When I was young, I worked for a department store, and one of my jobs was cleaning the bathrooms. I’ve never seen what seemed like, um, poo fights in the bathrooms. Cleaning poo five feet up on the walls is not fun. For some reason, it happened more in the ladies’ room than in the gents.
I feel for that cleaning crew.
Confirmed. My current job has bathrooms that we allow access by our clients and the women’s room, WAY MORE often than the men’s room, gets destroyed. You have to wonder what the hell these peoples homes look like
I did maintenance at a Boy Scout Camp one summer. By 8 weeks in my tone had changed from disgust to awe at what these kids could do to a bathroom.

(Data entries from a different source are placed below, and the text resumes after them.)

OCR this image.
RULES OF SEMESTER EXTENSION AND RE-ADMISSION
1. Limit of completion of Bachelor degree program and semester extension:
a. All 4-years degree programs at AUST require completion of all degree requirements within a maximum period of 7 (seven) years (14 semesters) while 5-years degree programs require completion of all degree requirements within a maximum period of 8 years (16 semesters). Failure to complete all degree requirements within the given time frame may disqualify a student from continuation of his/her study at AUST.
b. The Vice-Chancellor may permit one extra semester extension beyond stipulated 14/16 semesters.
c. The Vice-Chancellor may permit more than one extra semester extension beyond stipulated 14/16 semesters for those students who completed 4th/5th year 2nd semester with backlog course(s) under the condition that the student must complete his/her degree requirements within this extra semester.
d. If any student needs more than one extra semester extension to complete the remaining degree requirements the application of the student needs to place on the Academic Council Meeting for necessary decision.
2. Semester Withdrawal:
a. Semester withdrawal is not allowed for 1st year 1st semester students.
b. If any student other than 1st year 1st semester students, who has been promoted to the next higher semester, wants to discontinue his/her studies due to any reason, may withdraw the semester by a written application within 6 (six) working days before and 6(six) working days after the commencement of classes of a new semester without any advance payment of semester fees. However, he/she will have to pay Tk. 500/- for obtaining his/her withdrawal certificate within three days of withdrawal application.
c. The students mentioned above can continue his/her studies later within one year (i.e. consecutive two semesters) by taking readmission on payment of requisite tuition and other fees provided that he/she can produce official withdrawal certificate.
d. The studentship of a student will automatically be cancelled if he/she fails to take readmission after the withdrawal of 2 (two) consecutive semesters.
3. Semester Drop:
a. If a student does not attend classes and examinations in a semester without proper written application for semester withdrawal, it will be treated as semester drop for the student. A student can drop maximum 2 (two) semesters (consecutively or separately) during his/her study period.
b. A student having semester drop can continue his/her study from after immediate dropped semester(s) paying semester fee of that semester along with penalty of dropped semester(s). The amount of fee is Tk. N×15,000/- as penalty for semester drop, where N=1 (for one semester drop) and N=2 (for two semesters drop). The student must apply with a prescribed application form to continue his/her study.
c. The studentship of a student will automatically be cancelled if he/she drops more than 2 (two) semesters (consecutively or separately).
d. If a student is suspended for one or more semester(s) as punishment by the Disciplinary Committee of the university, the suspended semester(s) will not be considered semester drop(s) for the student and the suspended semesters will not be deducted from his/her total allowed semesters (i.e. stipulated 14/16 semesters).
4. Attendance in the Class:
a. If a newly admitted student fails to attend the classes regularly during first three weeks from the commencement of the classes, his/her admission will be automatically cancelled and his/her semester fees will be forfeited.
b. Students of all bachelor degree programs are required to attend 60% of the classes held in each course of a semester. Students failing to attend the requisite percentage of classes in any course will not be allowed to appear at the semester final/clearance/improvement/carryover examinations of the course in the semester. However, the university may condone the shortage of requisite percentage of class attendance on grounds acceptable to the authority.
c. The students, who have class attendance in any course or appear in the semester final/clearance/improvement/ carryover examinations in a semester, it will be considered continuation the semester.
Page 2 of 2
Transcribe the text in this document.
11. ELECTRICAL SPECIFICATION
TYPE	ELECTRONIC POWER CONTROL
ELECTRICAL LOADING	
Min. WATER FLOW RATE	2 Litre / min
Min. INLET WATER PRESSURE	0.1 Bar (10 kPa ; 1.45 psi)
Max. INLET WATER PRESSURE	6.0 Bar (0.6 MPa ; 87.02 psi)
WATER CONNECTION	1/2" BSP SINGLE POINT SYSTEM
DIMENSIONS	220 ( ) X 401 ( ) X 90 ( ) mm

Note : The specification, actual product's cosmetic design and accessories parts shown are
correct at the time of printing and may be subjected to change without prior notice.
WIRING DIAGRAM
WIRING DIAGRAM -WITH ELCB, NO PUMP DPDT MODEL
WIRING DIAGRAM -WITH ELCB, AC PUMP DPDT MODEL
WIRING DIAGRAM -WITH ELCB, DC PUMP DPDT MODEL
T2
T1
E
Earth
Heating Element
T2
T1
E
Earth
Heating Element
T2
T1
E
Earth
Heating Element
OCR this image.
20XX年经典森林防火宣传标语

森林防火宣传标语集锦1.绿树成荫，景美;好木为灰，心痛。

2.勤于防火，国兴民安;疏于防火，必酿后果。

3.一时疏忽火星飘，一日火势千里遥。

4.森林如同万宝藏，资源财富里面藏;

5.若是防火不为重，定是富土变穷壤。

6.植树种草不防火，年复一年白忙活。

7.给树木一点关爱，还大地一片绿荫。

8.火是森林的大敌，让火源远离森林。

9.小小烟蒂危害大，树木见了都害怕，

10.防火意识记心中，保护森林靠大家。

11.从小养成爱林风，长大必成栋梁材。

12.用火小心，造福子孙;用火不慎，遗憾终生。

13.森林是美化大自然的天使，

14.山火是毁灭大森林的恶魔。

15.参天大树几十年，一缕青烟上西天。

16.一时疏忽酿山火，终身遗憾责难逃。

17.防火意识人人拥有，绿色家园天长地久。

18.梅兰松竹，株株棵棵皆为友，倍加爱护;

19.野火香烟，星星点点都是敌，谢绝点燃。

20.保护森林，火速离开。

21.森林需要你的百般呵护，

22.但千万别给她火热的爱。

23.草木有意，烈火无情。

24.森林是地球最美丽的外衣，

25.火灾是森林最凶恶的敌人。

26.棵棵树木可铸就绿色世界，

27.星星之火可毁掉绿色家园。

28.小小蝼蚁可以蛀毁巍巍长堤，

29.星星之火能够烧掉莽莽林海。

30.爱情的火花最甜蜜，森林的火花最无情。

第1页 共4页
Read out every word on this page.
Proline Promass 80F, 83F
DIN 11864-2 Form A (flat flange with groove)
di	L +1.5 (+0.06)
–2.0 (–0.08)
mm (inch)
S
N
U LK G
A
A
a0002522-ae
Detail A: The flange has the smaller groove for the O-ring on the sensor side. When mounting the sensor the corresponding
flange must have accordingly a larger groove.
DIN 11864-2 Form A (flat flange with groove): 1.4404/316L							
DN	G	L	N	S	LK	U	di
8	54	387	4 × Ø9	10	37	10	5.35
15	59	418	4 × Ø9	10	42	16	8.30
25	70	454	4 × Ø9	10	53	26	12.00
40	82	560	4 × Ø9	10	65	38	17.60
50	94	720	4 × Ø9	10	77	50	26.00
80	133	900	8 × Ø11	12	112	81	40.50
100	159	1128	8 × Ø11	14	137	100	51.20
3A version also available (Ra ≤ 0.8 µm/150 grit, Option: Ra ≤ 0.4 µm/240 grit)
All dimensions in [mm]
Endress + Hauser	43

I first saw this on the Toilets with Threatening Auras Facebook page, and I thought it was fake. Just…wow. And I thought my workplace had bathroom issues!
Ah, I see you are a man of culture as well.
The memo ominously hints that “alternate methods may be used” to find the perpetrator. Yikes. Such as what, exactly?
– Rectal swabs at the entry gate to compare against employee DNA samples?
– A poop-sniffing dog checking fingernails?
– Toilet cams?
They will never get my poop cams!
You should be able to get useable DNA off the poop and get enough info from it to narrow the list of suspects quite a bit, maybe even to the person if you can find a match in CODIS or another database. That of course assumes the perpetrator isn’t devious and demented enough to use someone or something else’s poop. If so it’d a good way to frame a hated supervisor. Don’t ask how they’d get the poop. You don’t want to know.
Couple that with cameras OUTSIDE the bathrooms to see who goes in and when would narrow that list even further. Between the two you’d have a very short list to dump on your boss’s desk. That might be the most satisfying dump you’ll ever take.
It is articles like this, that make the Autopian the best automotive site on the web. Thank you J.T.
With stories like this, I’m surprised there is no reoccurring segment on detailing.
Yikes
This is why we can’t have nice things.
Nah, these are Jeeps, they weren’t nice in the best of times.
“I do have to take issue with The Kokomo Press‘ phrasing of these acts as “making Picasso Poop Paintings,” because while I get the urge for that analogy, is a genuinely terrible one from an art historical context.”
Eh, given Picasso’s extensive history of beating the women in his life it’s eminently valid to make a strong association of Picasso with poop. The day can’t come soon enough for Picasso to be tossed in the dustbin of history.
I’ve heard the term “Poocasso” used for people that do this. Seems better than Picasso Poop Painting.
Doesn’t give me a sense of confidence in vehicle build quality if this is an ongoing issue at the plant.